A Nuffield Trust analysis of official data showed that there were 1,717 single-handed practices in 2006, but only 891 in 2013, while more than three quarters (77%) of health and social care leaders surveyed by the think-tank said small GP practices are ‘no longer fit for purpose’.
The report, titled Is General Practice in Crisis?, concluded that ‘general practice is under great pressure from falling funding, workforce problems, and the growing needs and rising expectations of an older, sicker population’.
The Nuffield Trust suggested that a solution is for GP practices to ‘move away from the traditional model of small, free-standing general practices, towards larger GP organisations or networks’.
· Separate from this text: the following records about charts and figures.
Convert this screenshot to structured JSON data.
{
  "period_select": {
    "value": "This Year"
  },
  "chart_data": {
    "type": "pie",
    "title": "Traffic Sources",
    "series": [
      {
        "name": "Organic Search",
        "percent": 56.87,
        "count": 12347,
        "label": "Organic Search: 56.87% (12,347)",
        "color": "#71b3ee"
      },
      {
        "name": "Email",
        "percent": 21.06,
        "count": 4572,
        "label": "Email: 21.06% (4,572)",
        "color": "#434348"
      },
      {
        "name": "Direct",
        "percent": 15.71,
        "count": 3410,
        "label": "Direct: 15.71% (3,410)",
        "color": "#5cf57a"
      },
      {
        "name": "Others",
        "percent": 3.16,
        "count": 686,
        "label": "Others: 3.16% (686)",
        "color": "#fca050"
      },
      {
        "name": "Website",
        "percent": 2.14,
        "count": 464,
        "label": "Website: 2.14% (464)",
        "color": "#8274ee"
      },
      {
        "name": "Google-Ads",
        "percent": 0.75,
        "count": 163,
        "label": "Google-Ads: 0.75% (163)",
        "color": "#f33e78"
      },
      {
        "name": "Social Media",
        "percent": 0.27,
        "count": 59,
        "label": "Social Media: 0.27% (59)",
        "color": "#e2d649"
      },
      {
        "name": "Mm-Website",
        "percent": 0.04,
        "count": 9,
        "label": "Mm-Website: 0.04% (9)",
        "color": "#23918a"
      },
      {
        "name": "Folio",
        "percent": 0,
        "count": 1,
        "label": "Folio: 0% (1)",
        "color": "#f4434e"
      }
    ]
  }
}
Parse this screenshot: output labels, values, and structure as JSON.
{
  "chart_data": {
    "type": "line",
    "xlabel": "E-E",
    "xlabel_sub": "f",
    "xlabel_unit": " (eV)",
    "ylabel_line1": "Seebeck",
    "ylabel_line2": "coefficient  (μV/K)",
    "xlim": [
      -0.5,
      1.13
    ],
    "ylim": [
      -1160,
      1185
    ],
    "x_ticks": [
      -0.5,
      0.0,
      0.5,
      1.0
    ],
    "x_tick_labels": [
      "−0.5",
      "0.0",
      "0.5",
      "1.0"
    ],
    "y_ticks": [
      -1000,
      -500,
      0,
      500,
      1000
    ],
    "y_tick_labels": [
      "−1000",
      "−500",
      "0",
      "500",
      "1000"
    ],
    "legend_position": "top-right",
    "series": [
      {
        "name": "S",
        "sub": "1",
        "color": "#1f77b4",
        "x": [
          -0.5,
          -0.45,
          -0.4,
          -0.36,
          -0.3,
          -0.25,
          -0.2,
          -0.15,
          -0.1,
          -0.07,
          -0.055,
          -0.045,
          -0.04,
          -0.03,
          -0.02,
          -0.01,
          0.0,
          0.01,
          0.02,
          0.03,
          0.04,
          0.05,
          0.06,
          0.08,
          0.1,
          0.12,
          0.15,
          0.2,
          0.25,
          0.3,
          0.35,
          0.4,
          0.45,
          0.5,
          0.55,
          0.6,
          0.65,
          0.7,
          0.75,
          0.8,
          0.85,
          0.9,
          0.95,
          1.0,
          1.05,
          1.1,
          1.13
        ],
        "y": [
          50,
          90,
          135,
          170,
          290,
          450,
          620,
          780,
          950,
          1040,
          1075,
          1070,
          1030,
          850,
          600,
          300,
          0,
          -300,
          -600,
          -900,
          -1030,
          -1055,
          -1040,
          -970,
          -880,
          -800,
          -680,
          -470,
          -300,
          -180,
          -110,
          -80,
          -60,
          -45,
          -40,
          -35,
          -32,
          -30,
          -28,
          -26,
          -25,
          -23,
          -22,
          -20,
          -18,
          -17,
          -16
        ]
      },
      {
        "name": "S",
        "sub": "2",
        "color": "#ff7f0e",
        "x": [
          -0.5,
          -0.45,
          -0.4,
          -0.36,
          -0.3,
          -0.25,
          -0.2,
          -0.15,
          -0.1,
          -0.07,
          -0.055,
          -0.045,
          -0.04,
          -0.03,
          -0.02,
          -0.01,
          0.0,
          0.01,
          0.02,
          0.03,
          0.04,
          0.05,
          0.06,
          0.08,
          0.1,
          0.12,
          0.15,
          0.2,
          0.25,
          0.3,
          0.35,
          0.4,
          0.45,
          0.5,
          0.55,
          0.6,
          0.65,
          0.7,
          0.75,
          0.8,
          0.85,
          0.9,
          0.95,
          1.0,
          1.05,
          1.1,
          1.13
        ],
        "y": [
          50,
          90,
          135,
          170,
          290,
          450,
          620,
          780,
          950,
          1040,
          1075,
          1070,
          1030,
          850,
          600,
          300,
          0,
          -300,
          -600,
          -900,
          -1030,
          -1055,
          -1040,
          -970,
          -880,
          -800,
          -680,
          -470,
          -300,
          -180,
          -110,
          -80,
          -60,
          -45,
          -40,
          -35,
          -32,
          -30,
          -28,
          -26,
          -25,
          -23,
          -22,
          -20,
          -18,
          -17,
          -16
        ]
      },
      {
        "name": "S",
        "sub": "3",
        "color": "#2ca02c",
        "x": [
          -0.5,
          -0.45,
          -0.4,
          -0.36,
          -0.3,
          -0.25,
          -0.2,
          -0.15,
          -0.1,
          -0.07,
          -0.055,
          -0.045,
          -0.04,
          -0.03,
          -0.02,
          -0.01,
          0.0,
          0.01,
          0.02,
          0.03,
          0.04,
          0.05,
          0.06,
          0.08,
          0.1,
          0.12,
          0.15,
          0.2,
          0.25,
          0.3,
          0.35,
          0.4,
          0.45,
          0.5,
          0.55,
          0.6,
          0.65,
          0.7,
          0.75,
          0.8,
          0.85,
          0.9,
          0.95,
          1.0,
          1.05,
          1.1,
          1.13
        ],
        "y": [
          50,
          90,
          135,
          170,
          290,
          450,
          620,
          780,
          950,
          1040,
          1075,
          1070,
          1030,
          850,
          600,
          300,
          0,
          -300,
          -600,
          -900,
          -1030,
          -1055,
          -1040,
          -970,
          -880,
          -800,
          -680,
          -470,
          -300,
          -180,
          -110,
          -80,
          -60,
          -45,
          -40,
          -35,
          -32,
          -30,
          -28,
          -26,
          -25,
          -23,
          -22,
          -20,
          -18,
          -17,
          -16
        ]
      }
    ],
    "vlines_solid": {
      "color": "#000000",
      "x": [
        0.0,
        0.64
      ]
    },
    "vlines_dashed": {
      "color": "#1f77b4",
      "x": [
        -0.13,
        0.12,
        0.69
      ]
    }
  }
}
The report said: ‘Collaborating in this way allows GPs to pool resources and increase scale, improving their ability to invest in staff and infrastructure, and build links with the wider health system and take on new and extended clinical and managerial roles. This does not mean that the familiarity of local practices need be lost. Network structures can allow the advantages of scale while keeping their neighbourhood presence.’
It further suggested these larger practices should keep separate lists for patients with different needs so that for example frail elderly or homeless people could attend practices employing specialists in other relevant fields such as geriatricians or mental health workers.
Other solutions suggested included handing a larger share of the NHS budget to general practice and for politicians to reduce public ‘criticism and confrontation’ with GPs.
However, GPC chair Dr Chaand Nagpaul said patients still value the ‘flexible and local approach’ delivered by smaller GP practices.
He said: ‘While one response to these pressures is for practices to get bigger, or increasingly work together in groups, we must not lose the flexible and local approach delivered by many smaller practices that is so valued by many patients. Fundamentally, we need policy makers to properly support and invest in general practice so that it has the ability to deliver the care that patients deserve.’